Slow I/O Performance

Monitoring

With the implementation of a new autocleaning process on the scratch/nobackup filesystem last month we have now resolved the associated storage capacity issues related to this incident.

Unfortunately, some workloads will still be experiencing reduced read performance depending on other activity on the system - if you notice highly variable or poor IO performance then please report it to support as we may be able to assist with workarounds.
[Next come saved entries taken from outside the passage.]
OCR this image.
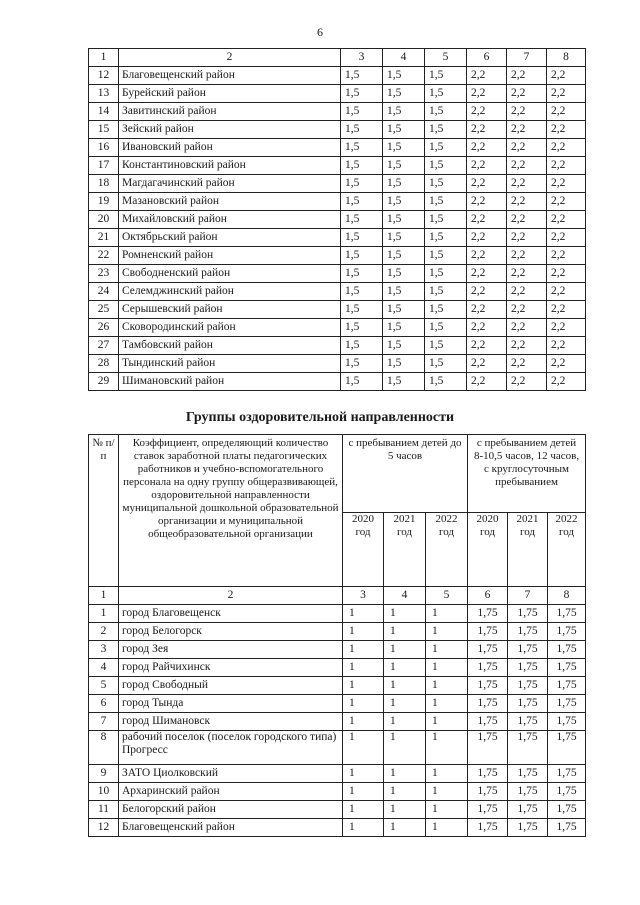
6
1	2	3	4	5	6	7	8
12	Благовещенский район	1,5	1,5	1,5	2,2	2,2	2,2
13	Бурейский район	1,5	1,5	1,5	2,2	2,2	2,2
14	Завитинский район	1,5	1,5	1,5	2,2	2,2	2,2
15	Зейский район	1,5	1,5	1,5	2,2	2,2	2,2
16	Ивановский район	1,5	1,5	1,5	2,2	2,2	2,2
17	Константиновский район	1,5	1,5	1,5	2,2	2,2	2,2
18	Магдагачинский район	1,5	1,5	1,5	2,2	2,2	2,2
19	Мазановский район	1,5	1,5	1,5	2,2	2,2	2,2
20	Михайловский район	1,5	1,5	1,5	2,2	2,2	2,2
21	Октябрьский район	1,5	1,5	1,5	2,2	2,2	2,2
22	Ромненский район	1,5	1,5	1,5	2,2	2,2	2,2
23	Свободненский район	1,5	1,5	1,5	2,2	2,2	2,2
24	Селемджинский район	1,5	1,5	1,5	2,2	2,2	2,2
25	Серышевский район	1,5	1,5	1,5	2,2	2,2	2,2
26	Сковородинский район	1,5	1,5	1,5	2,2	2,2	2,2
27	Тамбовский район	1,5	1,5	1,5	2,2	2,2	2,2
28	Тындинский район	1,5	1,5	1,5	2,2	2,2	2,2
29	Шимановский район	1,5	1,5	1,5	2,2	2,2	2,2
Группы оздоровительной направленности
№ п/п	Коэффициент, определяющий количество ставок заработной платы педагогических работников и учебно-вспомогательного персонала на одну группу общеразвивающей, оздоровительной направленности муниципальной дошкольной образовательной организации и муниципальной общеобразовательной организации	с пребыванием детей до 5 часов			с пребыванием детей 8-10,5 часов, 12 часов, с круглосуточным пребыванием		
		2020 год	2021 год	2022 год	2020 год	2021 год	2022 год
1	2	3	4	5	6	7	8
1	город Благовещенск	1	1	1	1,75	1,75	1,75
2	город Белогорск	1	1	1	1,75	1,75	1,75
3	город Зея	1	1	1	1,75	1,75	1,75
4	город Райчихинск	1	1	1	1,75	1,75	1,75
5	город Свободный	1	1	1	1,75	1,75	1,75
6	город Тында	1	1	1	1,75	1,75	1,75
7	город Шимановск	1	1	1	1,75	1,75	1,75
8	рабочий поселок (поселок городского типа) Прогресс	1	1	1	1,75	1,75	1,75
9	ЗАТО Циолковский	1	1	1	1,75	1,75	1,75
10	Архаринский район	1	1	1	1,75	1,75	1,75
11	Белогорский район	1	1	1	1,75	1,75	1,75
12	Благовещенский район	1	1	1	1,75	1,75	1,75
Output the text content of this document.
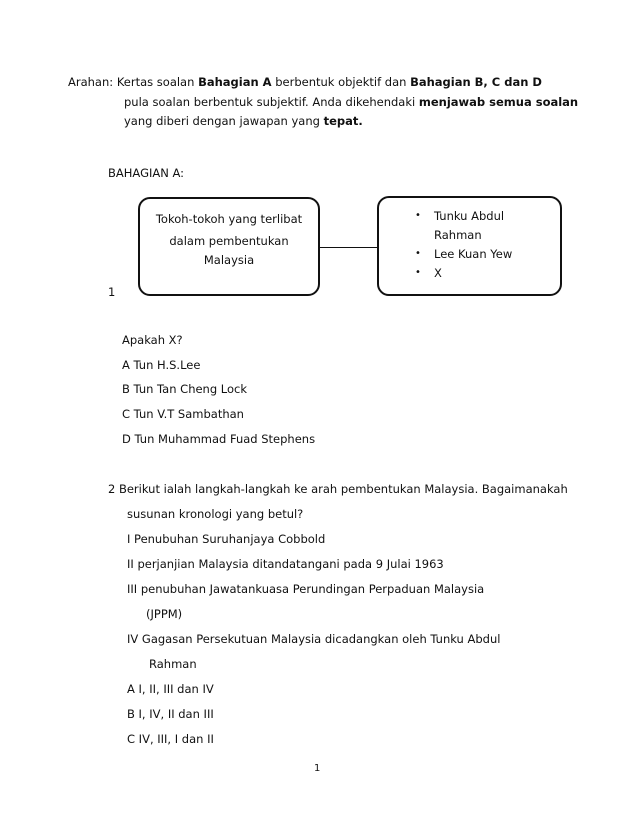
Arahan: Kertas soalan Bahagian A berbentuk objektif dan Bahagian B, C dan D
pula soalan berbentuk subjektif. Anda dikehendaki menjawab semua soalan
yang diberi dengan jawapan yang tepat.
BAHAGIAN A:
Tokoh-tokoh yang terlibat
dalam pembentukan
Malaysia
• Tunku Abdul
Rahman
• Lee Kuan Yew
• X
1
Apakah X?
A Tun H.S.Lee
B Tun Tan Cheng Lock
C Tun V.T Sambathan
D Tun Muhammad Fuad Stephens
2 Berikut ialah langkah-langkah ke arah pembentukan Malaysia. Bagaimanakah
susunan kronologi yang betul?
I Penubuhan Suruhanjaya Cobbold
II perjanjian Malaysia ditandatangani pada 9 Julai 1963
III penubuhan Jawatankuasa Perundingan Perpaduan Malaysia
(JPPM)
IV Gagasan Persekutuan Malaysia dicadangkan oleh Tunku Abdul
Rahman
A I, II, III dan IV
B I, IV, II dan III
C IV, III, I dan II
1
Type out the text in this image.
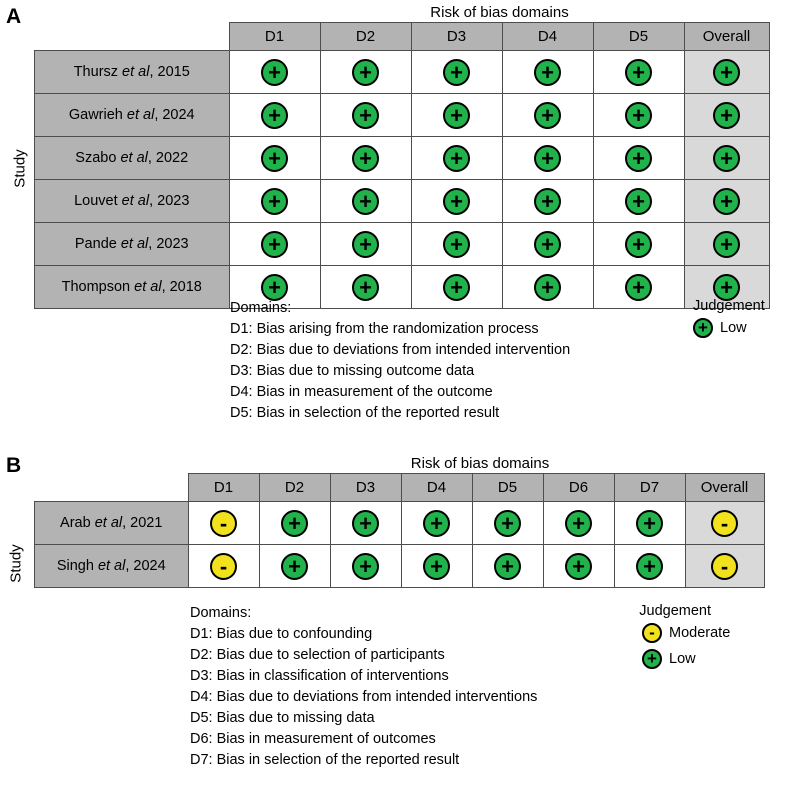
A	Risk of bias domains
Study
	D1	D2	D3	D4	D5	Overall
Thursz et al, 2015	+	+	+	+	+	+
Gawrieh et al, 2024	+	+	+	+	+	+
Szabo et al, 2022	+	+	+	+	+	+
Louvet et al, 2023	+	+	+	+	+	+
Pande et al, 2023	+	+	+	+	+	+
Thompson et al, 2018	+	+	+	+	+	+
Domains:
D1: Bias arising from the randomization process
D2: Bias due to deviations from intended intervention
D3: Bias due to missing outcome data
D4: Bias in measurement of the outcome
D5: Bias in selection of the reported result
Judgement
+ Low
B	Risk of bias domains
Study
	D1	D2	D3	D4	D5	D6	D7	Overall
Arab et al, 2021	-	+	+	+	+	+	+	-
Singh et al, 2024	-	+	+	+	+	+	+	-
Domains:
D1: Bias due to confounding
D2: Bias due to selection of participants
D3: Bias in classification of interventions
D4: Bias due to deviations from intended interventions
D5: Bias due to missing data
D6: Bias in measurement of outcomes
D7: Bias in selection of the reported result
Judgement
- Moderate
+ Low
There are several pieces of work in progress to improve IO performance on the new platform based on learnings from the first 6 months of operations, including an expansion of SSD/NVMe capacity. We will make an announcement soon providing some additional details on this and also update documentation to reflect important considerations for users.
Posted Jan 15, 2026 - 11:57 NZDT

Update

There has been a period of IO stalls this morning as we've dealt with some storage hardware failures. That issue is now resolved, however space reclamation continues in the backend and is having a detrimental impact on read performance. We are working with WEKA support to look at mitigation options. Apologies for the performance impact - if your jobs are impacted and need a runtime limit extension then please reach out to support.
Posted Nov 24, 2025 - 12:44 NZDT

Identified

Our storage system is currently very full and this is forcing the backend object storage to undertake some urgent administration by way of defragmentation. This increased load is having a detrimental affect on I/O performance, especially read I/O, and this is likely to continue for some days. We are urgently looking at ways to mitigate this. Researchers could help alleviate this in the short term by cleaning up any unwanted files and data as soon as possible please.
Posted Nov 21, 2025 - 12:29 NZDT
This incident affects: Data Transfer and HPC Storage.